Sunday, September 19, 2010

Monash Gallery of Art

Thursday 16th September 2010 we visited the MGA to see the Ponch Hawkes Photography as well as some other artists.

Ponch Hawkes was a photographer who used actors and performers for her night time photography. 
It was interesting the way she used car lights to give that particular look in her work. Her pictures usually were of random travels and featured weird things in some such as a man holding a mug, a man skipping, etc. But these peieces featured a main colour as well such as the man skipping had a blueish green top and the photo had some bottle shop glowy bits in it that were the same colour for the bottles. The man holding the mug (red) also had another red part in the picture.

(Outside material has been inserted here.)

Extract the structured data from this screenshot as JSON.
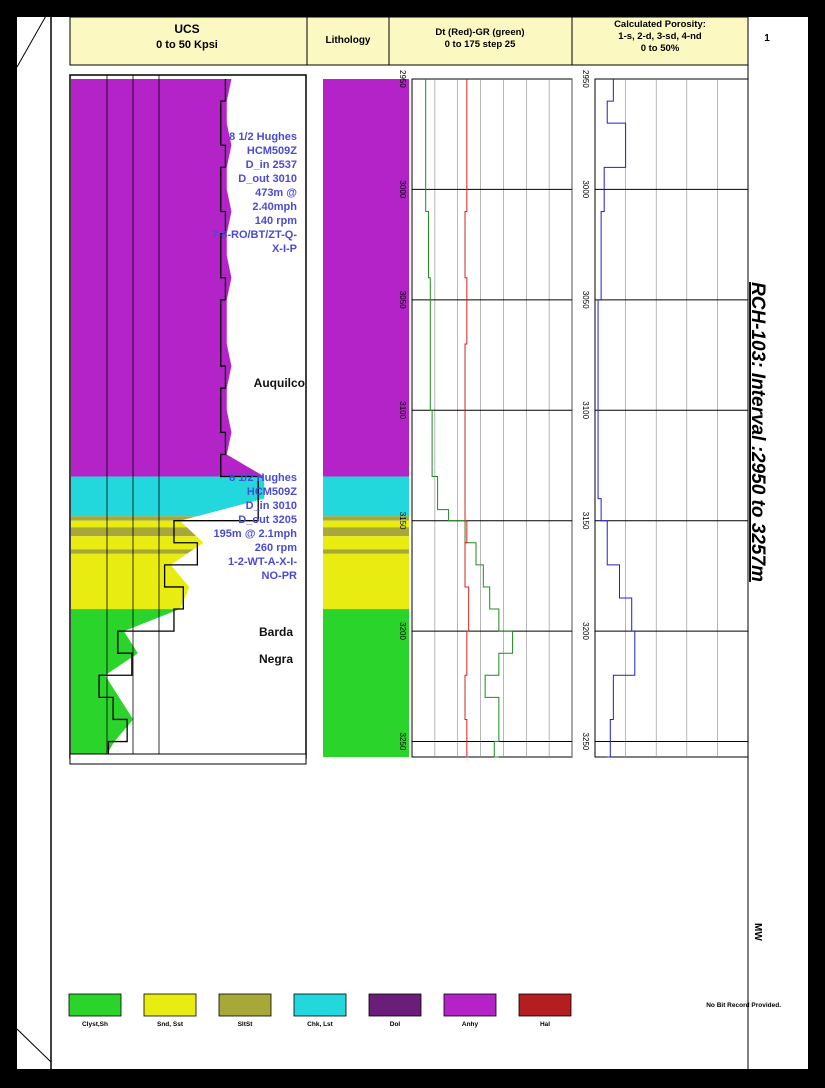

Robyn Stacey had the artwork with butterflies and insects pinned down to her work, which you don't notice at first glance until you look up close. The picture looks like a fisheye lens has been used even though it is like a collage in a circular shape to give it that dimension.

We then looked at John Grollings who had the tribal pictures that had no horizons or gave no indication of where you were, he got viewers to be 'zoomed in' to the picture and be focussed on what was happening. He did alot of work from Papua New Guinea. 

Rod McNicol was a Melbourne photographer who was going blind and was having emphasema. 
He photographed graveyard stones but chose to do them in Sepia rather than black and white or colour. They were cropped rather then the whole stone, and there were different age groups of the photos he captured. Another photographer – Anne Ferran took photos of what seems to be grass, it was the grass at a woman's prison in Tasmania where pregnant women would go. the position of the artwork in the gallery needed more light so that Anne's message of looking at yourself through her photos would be shown better.

The piece however in the gallery that i enjoyed the most was the illustration of Ex de Medici. There was a hidden message of beauty in things ugly. Ex was in the Canberra Barracks for the army in Timor. 
She illustratated guns, birds, skulls and tattoo like things. The piece was done with markers and inks. 
It was fascinating to see some things smudged and done wrong such as a orange flower and some other little things, that the artwork wasn't perfect at a second glance.